Julien Coupat et Yildune Lévy ont-ils saboté une ligne de TGV dans la nuit du 7 au 8 novembre 2008 ? Ce qui est sûr, c’est qu’on a retrouvé dans leurs affaires des photos d’un centre de recrutement de l’armée américaine à Times Square prises par Yildune Lévy, et que certains ont trouvé ça suspect. Deux mois après leur passage à New York, une grenade était lancée contre ce centre, occasionnant des dégâts matériels.
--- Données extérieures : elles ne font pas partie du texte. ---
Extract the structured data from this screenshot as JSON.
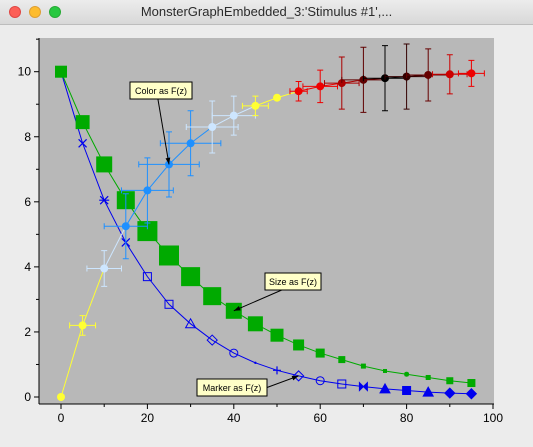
{
  "window": {
    "title": "MonsterGraphEmbedded_3:'Stimulus #1',...",
    "controls": [
      "close",
      "minimize",
      "zoom"
    ]
  },
  "colors": {
    "plot_background": "#b8b8b8",
    "yellow": "#ffff33",
    "light_blue": "#cde6ff",
    "sky_blue": "#1e90ff",
    "red": "#ee0000",
    "dark_red": "#600000",
    "green": "#00aa00",
    "blue": "#0000ee"
  },
  "chart_data": {
    "type": "line",
    "title": "",
    "xlabel": "",
    "ylabel": "",
    "xlim": [
      0,
      100
    ],
    "ylim": [
      0,
      11
    ],
    "xticks": [
      0,
      20,
      40,
      60,
      80,
      100
    ],
    "yticks": [
      0,
      2,
      4,
      6,
      8,
      10
    ],
    "grid": false,
    "series": [
      {
        "style": "color as F(z), error bars",
        "x": [
          0,
          5,
          10,
          15,
          20,
          25,
          30,
          35,
          40,
          45,
          50,
          55,
          60,
          65,
          70,
          75,
          80,
          85,
          90,
          95
        ],
        "y": [
          0.0,
          2.2,
          3.95,
          5.25,
          6.35,
          7.15,
          7.8,
          8.3,
          8.65,
          8.95,
          9.2,
          9.4,
          9.55,
          9.65,
          9.75,
          9.8,
          9.85,
          9.9,
          9.92,
          9.95
        ],
        "xerr": [
          0,
          3,
          4,
          5,
          6,
          7,
          7,
          6,
          5,
          3,
          0,
          2,
          4,
          4,
          5,
          5,
          5,
          5,
          4,
          3
        ],
        "yerr": [
          0,
          0.3,
          0.55,
          1.0,
          1.0,
          1.0,
          1.0,
          0.8,
          0.6,
          0.3,
          0,
          0.3,
          0.5,
          0.8,
          1.0,
          1.0,
          1.0,
          0.8,
          0.6,
          0.4
        ]
      },
      {
        "style": "size as F(z)",
        "x": [
          0,
          5,
          10,
          15,
          20,
          25,
          30,
          35,
          40,
          45,
          50,
          55,
          60,
          65,
          70,
          75,
          80,
          85,
          90,
          95
        ],
        "y": [
          10.0,
          8.45,
          7.15,
          6.05,
          5.1,
          4.35,
          3.7,
          3.1,
          2.65,
          2.25,
          1.9,
          1.6,
          1.35,
          1.15,
          0.95,
          0.8,
          0.7,
          0.6,
          0.5,
          0.43
        ]
      },
      {
        "style": "marker as F(z)",
        "x": [
          0,
          5,
          10,
          15,
          20,
          25,
          30,
          35,
          40,
          45,
          50,
          55,
          60,
          65,
          70,
          75,
          80,
          85,
          90,
          95
        ],
        "y": [
          10.0,
          7.8,
          6.05,
          4.75,
          3.7,
          2.85,
          2.25,
          1.75,
          1.35,
          1.05,
          0.82,
          0.65,
          0.5,
          0.4,
          0.32,
          0.25,
          0.2,
          0.15,
          0.12,
          0.1
        ]
      }
    ],
    "annotations": [
      {
        "text": "Color as F(z)",
        "target_x": 25,
        "target_y": 7.15
      },
      {
        "text": "Size as F(z)",
        "target_x": 40,
        "target_y": 2.65
      },
      {
        "text": "Marker as F(z)",
        "target_x": 55,
        "target_y": 0.65
      }
    ]
  }
}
« Qu’on continue à rapprocher ces photos de l’attentat de Times Square, c’est indécent, s’agace Yildune Lévy. Rappeler ça en permanence pour créer cette espèce d’ambiance… » La jeune femme explique pourquoi elle a photographié ce bâtiment : « Ce centre de recrutement, en plein Times Square, avec des lumières partout, c’était Disneyland, c’était étonnant de voir quelque chose comme ça. D’ailleurs il y avait trente personnes à côté de moi avec leur appareil quand j’ai fait cette photo. » Surtout, insiste-t-elle, on a soigneusement sélectionné ce cliché au milieu d’un tas d’autres. « J’ai pris plein de photos de touristes, des photos des tours. Moi, la seule tour dans laquelle j’étais jamais montée, c’étaient les Mercuriales, dans le 20e. » La présidente conclut : « Aucun élément du dossier ne permet d’affirmer qu’il y ait un lien entre vous et la commission de l’attentat de Times Square. »
« Lecture paranoïaque a posteriori »
Julien Coupat et Yildune Lévy ont-ils saboté une ligne de TGV dans la nuit du 7 au 8 novembre 2008 ? Ce qui est sûr, c’est qu’on a retrouvé dans leurs affaires une liste griffonnée par Julien Coupat, et que certains ont trouvé ça suspect. La voici : « Gants 25 000 W (Raph), scotch, pince, barbour-caban, tubes + ficelles, essai, 2e paire de gants, frontale, livre, acétone-dégraissant ». « Gants », « scotch », « tubes », « frontale » : de quoi hisser, de nuit, un crochet en fer sur une caténaire ? « Il faut toute la capacité de lecture paranoïaque a posteriori des services de renseignement pour y voir un kit de sabotage », raille Julien Coupat, qui précise que cette liste a été rédigée plus d’un an avant les faits qui lui sont reprochés. « C’est une liste normale, on fait des réunions avec les amis avant que quelqu’un aille en ville, Untel dit “j’ai besoin de ci, j’ai besoin de ça” ; Untel dit “ramenez un caban.” Manifestement, quelqu’un avait besoin de gants. Au Goutailloux, il y a une ligne de 40 000 V. Et ça donne ça. »
Il rappelle surtout qu’au même moment ont été retrouvées sept autres listes. Sur l’une d’elles, dit la présidente, on lit notamment « bouteille de gaz » et « vélo ». Julien Coupat s’esclaffe : « Alors là, on a le scénario d’un attentat à bicyclette ! » Sur une autre liste, « thermomètre professionnel de boulangerie ». « Avec ça, clairement, on prépare un attentat qui devrait permettre de détruire la moitié du territoire français. N’est-ce pas M. Christen ? » Le procureur soupire. En deux après-midi, il en a déjà pris plein la tête. Plus que dix jours d’audience.